Marvel Studios films have never been known for their thrilling variety. "Captain America: The Winter Soldier" looks like "Thor: The Dark World" looks like "Iron Man 3." Any uniqueness between the films has come mostly from idiosyncrasies in the voices of their writers, like Joss Whedon's "The Avengers" and very-Shane Black "Iron Man 3," as opposed to filmmakers with a strong visual style to boot.

What Marvel Studios does do well is trust in their characters, and that's why these movies will continue to thrive. If you love a particular hero from the comics, you can trust that the he or she (but mostly he, and that's an entirely different problem) will be recognizable on the screen, not only by the costume but by the spirit.

And it's with its characters that Marvel Studios has been the most daring. In a few months, we're going to see a talking raccoon and a tree team up with three other aliens to defend the galaxy. Within the next four years, we're likely to see a film about the Sorcerer Supreme and perhaps the studio's first female-centric movie, "Captain Marvel." These are the kind of unexpected creative decisions that other studios producing superhero movies have failed to make, and it's what we're going to have to appreciate when it comes to Marvel Studios.

None of this is to say that things couldn't be better. They could be much better.
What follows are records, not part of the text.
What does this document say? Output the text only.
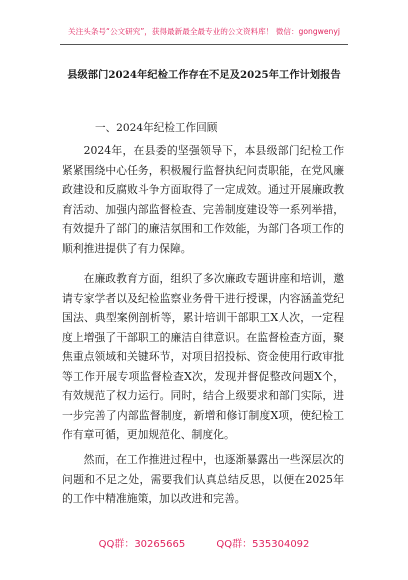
关注头条号“公文研究”，获得最新最全最专业的公文资料库！ 微信：gongwenyj
县级部门2024年纪检工作存在不足及2025年工作计划报告
一、2024年纪检工作回顾

2024年，在县委的坚强领导下，本县级部门纪检工作紧紧围绕中心任务，积极履行监督执纪问责职能，在党风廉政建设和反腐败斗争方面取得了一定成效。通过开展廉政教育活动、加强内部监督检查、完善制度建设等一系列举措，有效提升了部门的廉洁氛围和工作效能，为部门各项工作的顺利推进提供了有力保障。

在廉政教育方面，组织了多次廉政专题讲座和培训，邀请专家学者以及纪检监察业务骨干进行授课，内容涵盖党纪国法、典型案例剖析等，累计培训干部职工X人次，一定程度上增强了干部职工的廉洁自律意识。在监督检查方面，聚焦重点领域和关键环节，对项目招投标、资金使用行政审批等工作开展专项监督检查X次，发现并督促整改问题X个，有效规范了权力运行。同时，结合上级要求和部门实际，进一步完善了内部监督制度，新增和修订制度X项，使纪检工作有章可循，更加规范化、制度化。

然而，在工作推进过程中，也逐渐暴露出一些深层次的问题和不足之处，需要我们认真总结反思，以便在2025年的工作中精准施策，加以改进和完善。

QQ群：30265665	QQ群：535304092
The reality is that Kevin Feige and company are not the crusaders for nerd tastes that we very often want them to be. If they were, Edgar Wright would be heading into production on a wonderfully weird "Ant-Man" movie.

Marvel Studios is a business, and to paraphrase the words of the character it doesn't own the screen rights to, it's the best there is at what it does, and sometimes what it does isn't always nice.